Na visão do analista do Diap, o deslocamento da senadora Kátia Abreu (DEM-TO) para a presidência da CNA é um indício da tentativa de revigorar o bloco ruralista. Para ele, a expoente ruralista optou por formar uma trincheira na entidade, em vez de ampliar a atuação em outros espaços, abrindo caminho para o fortalecimento de novas lideranças.

Em seu discurso de posse na CNA, em dezembro de 2008, Kátia Abreu se esforçou para defender a sua tese de “afirmação” com relação ao papel da agropecuária para a sociedade brasileira e de “ruptura” à “imagem injusta” de “protótipos do atraso, da fortuna injusta, da propriedade usurpada e do poder feudal”. “Ao lado dos meus aliados do mundo rural, pretendo mudar a cabeça do fazendeiro e, assim, mudar a imagem negativa que a sociedade ainda tem dos produtores, vistos por muitos, de forma equivocada, como eternos dependentes de favores financeiros do governo e sistemáticos descumpridores da legislação trabalhista”, sustentou a senadora em artigo publicado em jornal.

No ato da posse, a senadora apresentou projetos que pretende aplicar na direção da CNA, como os de capacitações em legislação ambiental e trabalhista, no que ela chamou de “choque de globalização”. Sem deixar de enfatizar os números do agronegócio – 24% do Produto Interno Bruto (PIB), 36% das exportações e cerca de 37% da força de trabalho -, Kátia Abreu se queixa do tratamento recebido do poder público. “Qual a proporção da retribuição do Estado ao setor agropecuário?
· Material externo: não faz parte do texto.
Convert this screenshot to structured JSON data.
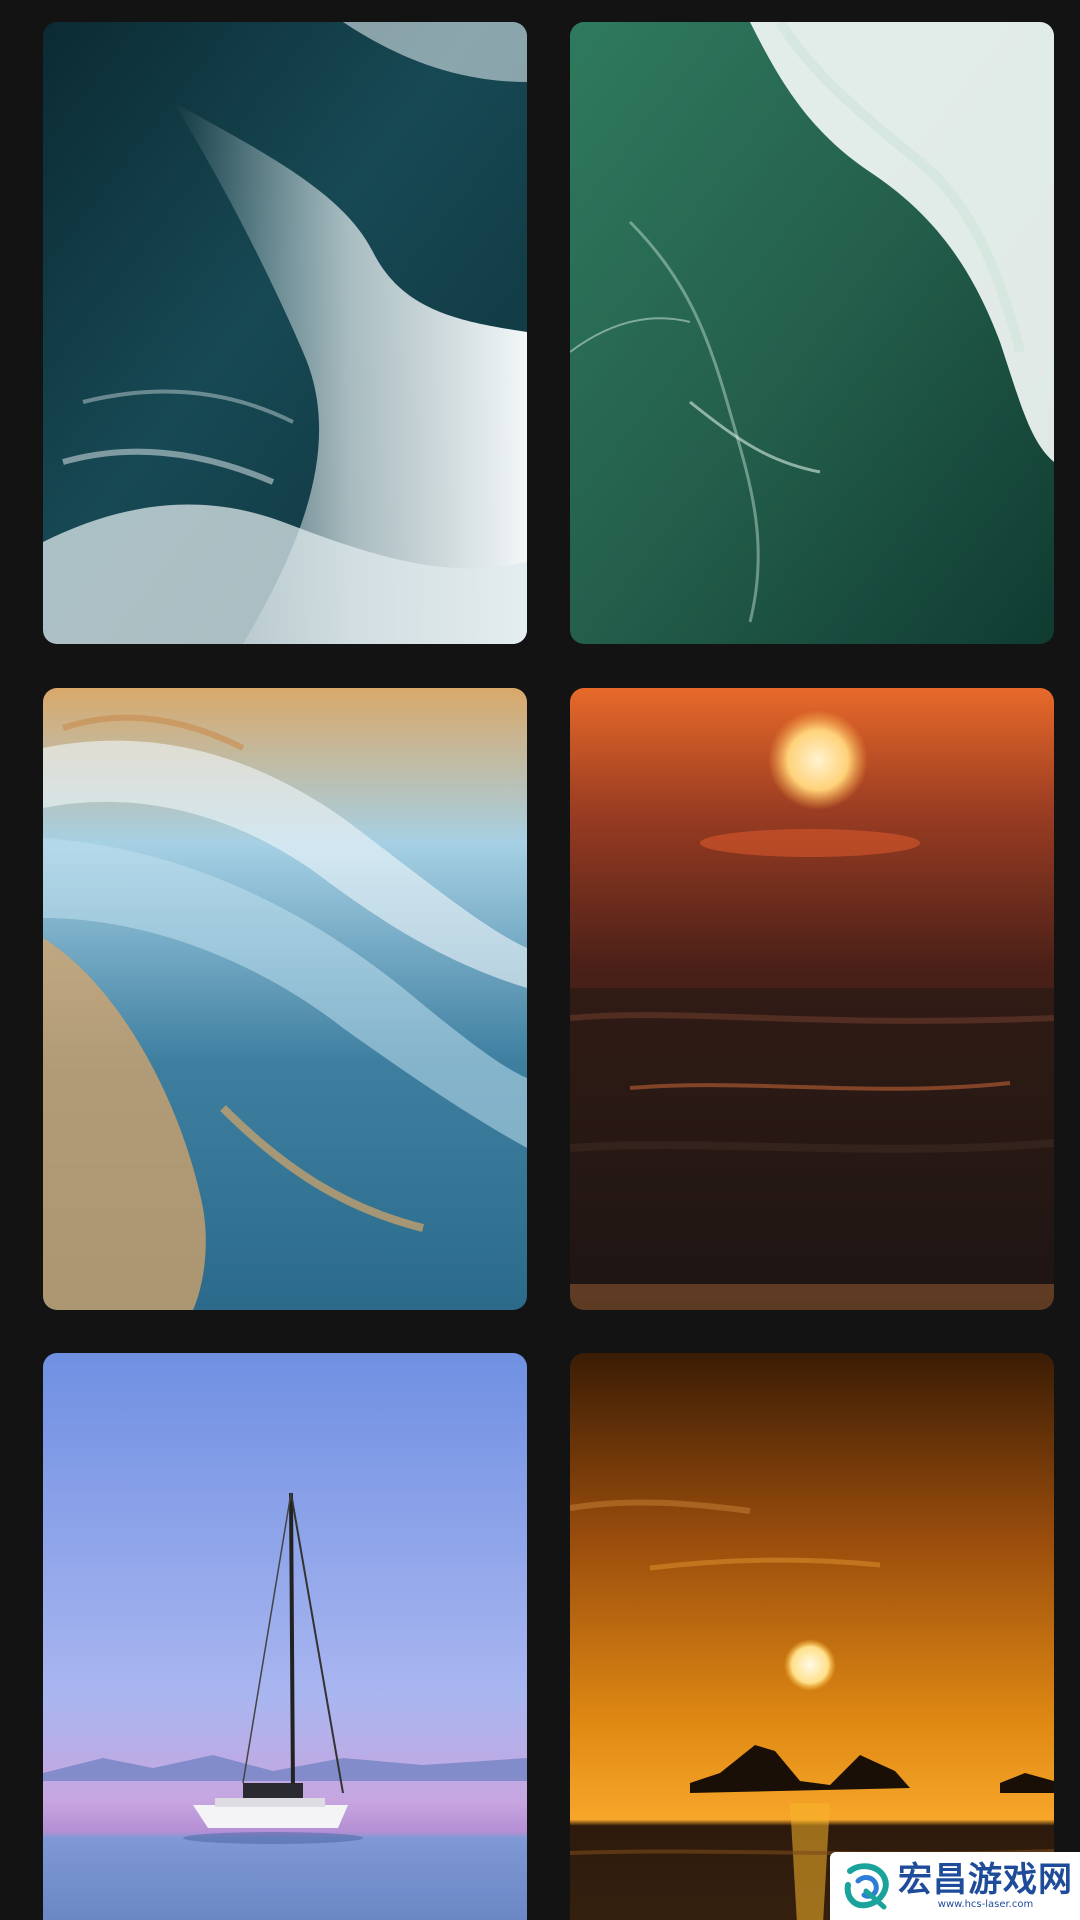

Nem um décimo do valor de tão espantosa participação na economia”.

Colonização

Na avaliação de final de ano da entidade, o ano de 2008 foi caracterizado como um “ano de extremos”, em que a quebra de recordes coincidiu com quedas de preços de commodities e demandas, além de “temas que trouxeram preocupação ao produtor rural”: como as tentativas do governo de restringir empréstimos a proprietários em conflito da legislação ambiental e a dificuldade de contratação de crédito para o financiamento da safra 2008/2009.

“De positivo, pode-se comemorar a melhoria na aprovação de eventos na área de biotecnologia. Atravancadas por demandas judiciais e a prevalência de posturas ideológicas, o setor acompanhou com grande expectativa as decisões de aprovação de novos eventos transgênicos para o milho e algodão e de pesquisa para o arroz e a soja”, celebra relatório da CNA.

Mesmo o maquinário (colheitadeiras, pulverizadores, tratores etc.) arrestado pelos bancos das fábricas já vem sendo devolvido individualmente desde o final de 2008 aos produtores que não conseguiram quitar suas parcelas de financiamento. A Famato, que faz parte da CNA, conseguiu a aprovação na Justiça de uma liminar que pedia a exclusão de mais de 12 mil nomes de fazendeiros do Mato Grosso fosse excluída da lista de inadimplentes de órgãos de proteção ao crédito, como Serasa, Cadim e SPC.

No contexto de globalização do capital financeiro, de domínio das multinacionais e da nova divisão do trabalho, avalia o experiente professor José Juliano, o Brasil – sob a égide dos governos desde Fernando Collor de Mello, Fernando Henrique Cardoso e Luiz Inácio Lula da Silva – está aceitando um lugar na periferia do sistema como produtor de matérias-primas. “Com as diferenças de hoje, evidentemente, mas se trata do modelo primário-exportador de antes. É uma nova forma de colonização”.